Приступаю к тяжелейшей части письма. Надо признаться до конца.
Милый братец, это я подослала разбойников. Велела им тебя связать и увезти как можно дальше, а затем выпустить на свободу. Глупо? Наверное, да. Но у меня не было времени всё обдумать как следует. Я сделала это, узнав, что твой покровитель, назвавшийся Гермесом, оговорил матушку и очернил в твоих глазах святую алитею. Если бы ты взошёл на трон, то искоренил бы ритуалы, которым научил нас Аполлон.
Я не могла допустить, чтобы ты помешал исполнению замыслов Феба.
Да ещё вокруг тебя всё время вился этот ложный Гермес. До сих пор не понимаю, кто он такой. Могущественный колдун? Или просто ловкий обманщик? В любом случае, ты слепо ему верил, а моим рассказам об Аполлоне – нет. Тогда, в Эфесе, сказал: мол, твоё спасение – дело рук матери, её колдовство. Помнишь?
А это была воля бога.
Ты бы никогда не поверил.
До последнего не хотела причинять тебе вред. Даже заставила Вилия рассказать, что ты зарубил отца. Пригрозила – иначе убью маленького сына Вилия. Я плохая, я ужасная женщина, знаю. Надеялась, что советники назначат суд. Ареопаг не осудил бы тебя строго, ведь ты был околдован; но и не допустил бы, чтобы ты стал царём. Однако всё оказалось напрасным. Советники отчего-то слушали только колдуна с его огненным жезлом, и даже признание из твоих уст ничего не изменило.
И вот тогда я решилась. Обратилась к Иксору, старому рабу, которого помнила ещё с младенческих лет. Иксор разыскал лихих людей, мы дали им задание. Тебя – увезти прочь. Колдуна, назвавшегося Гермесом – убить. Он сделался опасен. Уже подозревал меня, пришёл допрашивать, пытался затуманить голову, как сделал это с советниками. Слава богам, на меня не действовали его чары. Должно быть, из-за алитеи. А может, меня хранил сам Феб. Я сумела обмануть ложного Гермеса, но знала, что он не отступится.

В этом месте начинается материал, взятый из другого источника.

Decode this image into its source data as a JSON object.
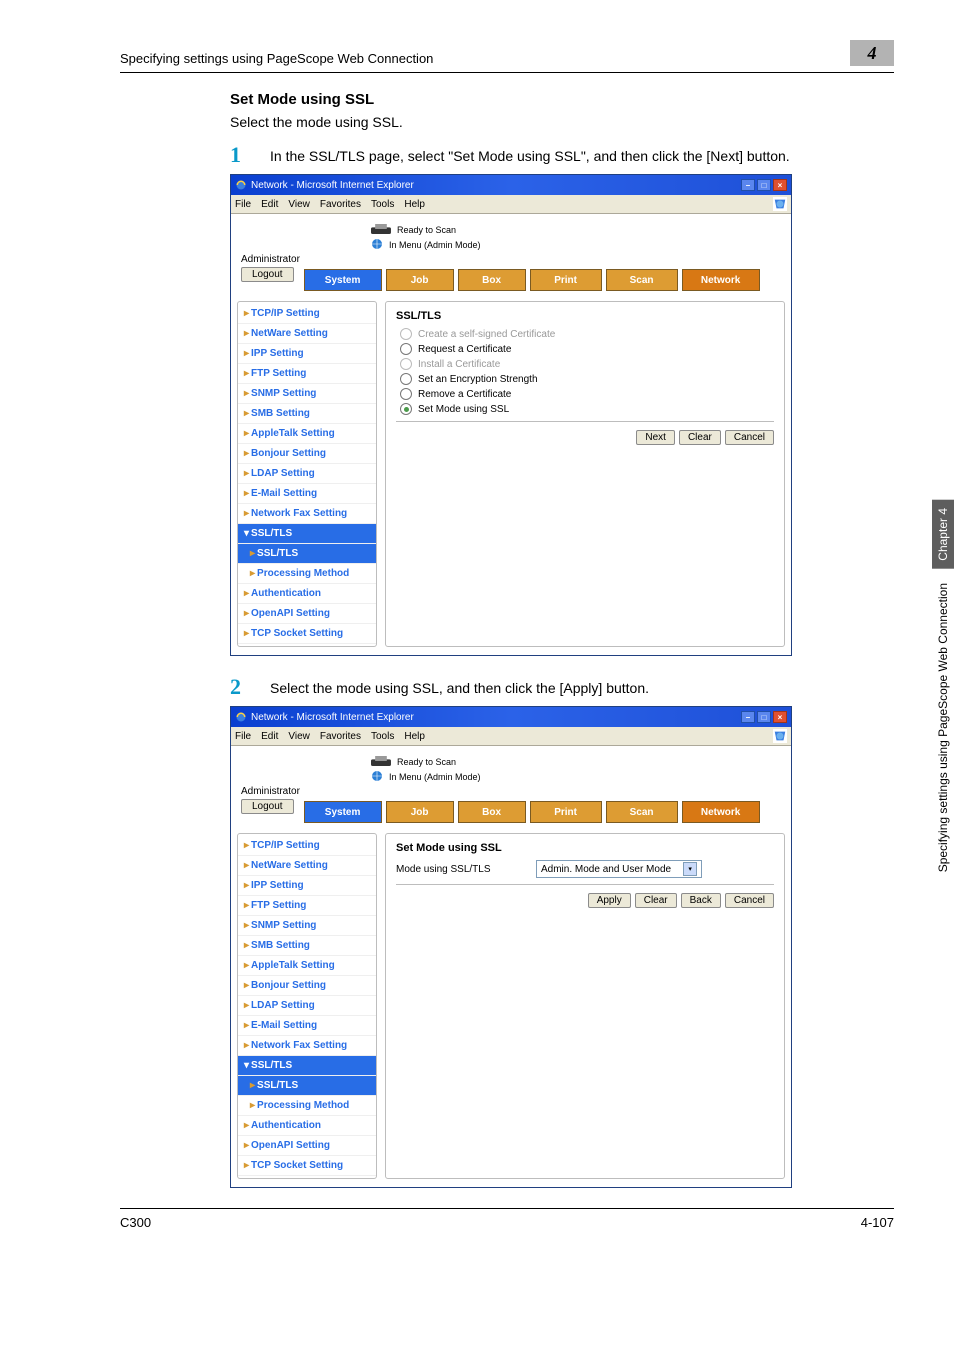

Нужно было, конечно, предвидеть, что тебя могли продать в рабство. Наверняка уже и продали. Но я ничего не соображала от горя. Единственное оправдание мне – легенда о проклятии Пелонидов. Тебя может убить только твой отпрыск. А, значит, смерть не грозит моему дорогому Акринаки. Я малодушно утешаюсь этой мыслью, но все равно не заслуживаю прощения. Ужасный и подлый поступок.
Прости. Прости.
Написала эту записку, потому что сердце подсказывает: однажды ты вернёшься в Афины. Ты смелый, упорный, не пропадёшь, где бы ни оказался. Остаётся только молить Аполлона, чтобы ты не вернулся слишком быстро. Эвника скоро выходит замуж за спартанца, Клеомена. У Эллады будет новый царь, который, надеюсь, не станет препятствовать алитее.
А я намерена скрыться от людей, потому что стыд и горе не дают мне смотреть им в глаза. Попросила рабынь отдать тебе это письмо, если объявишься. Три дня на сборы, и уйду, куда глаза глядят.
Ещё тысячу раз – прости.
Твоя Фимула.
Всё пропало. Ты вернулся. Вначале думала, что узнал про меня. Что хочешь поквитаться. Укрылась с рабынями в тайном покое, о котором рассказала когда-то матушка. Каморка над тронным залом. Следила за тобой сверху. Слушала твой голос. Узнала, что винишь во всём Эвнику. Боролась со страхом, желая выйти и покаяться.
Затем донесли, что ты умер.
Мучаюсь так, словно убила тебя своими руками. По моей вине! Столько перенёс! И вот лежишь мёртвый.
Должна сделать единственное, что могу.
Сейчас.
Боги, помогите.
Всё.
Принесла жертву, совершила обряд. Воззвала к Аиду. И к Аполлону моему учителю и заступнику. Надеюсь они позволят мне сойти в царство мёртвых вместо тебя
Если же Аид останется глух, если Феб от меня отвернётся всё равно я не в силах так жить. Так виновата так много причинила зла.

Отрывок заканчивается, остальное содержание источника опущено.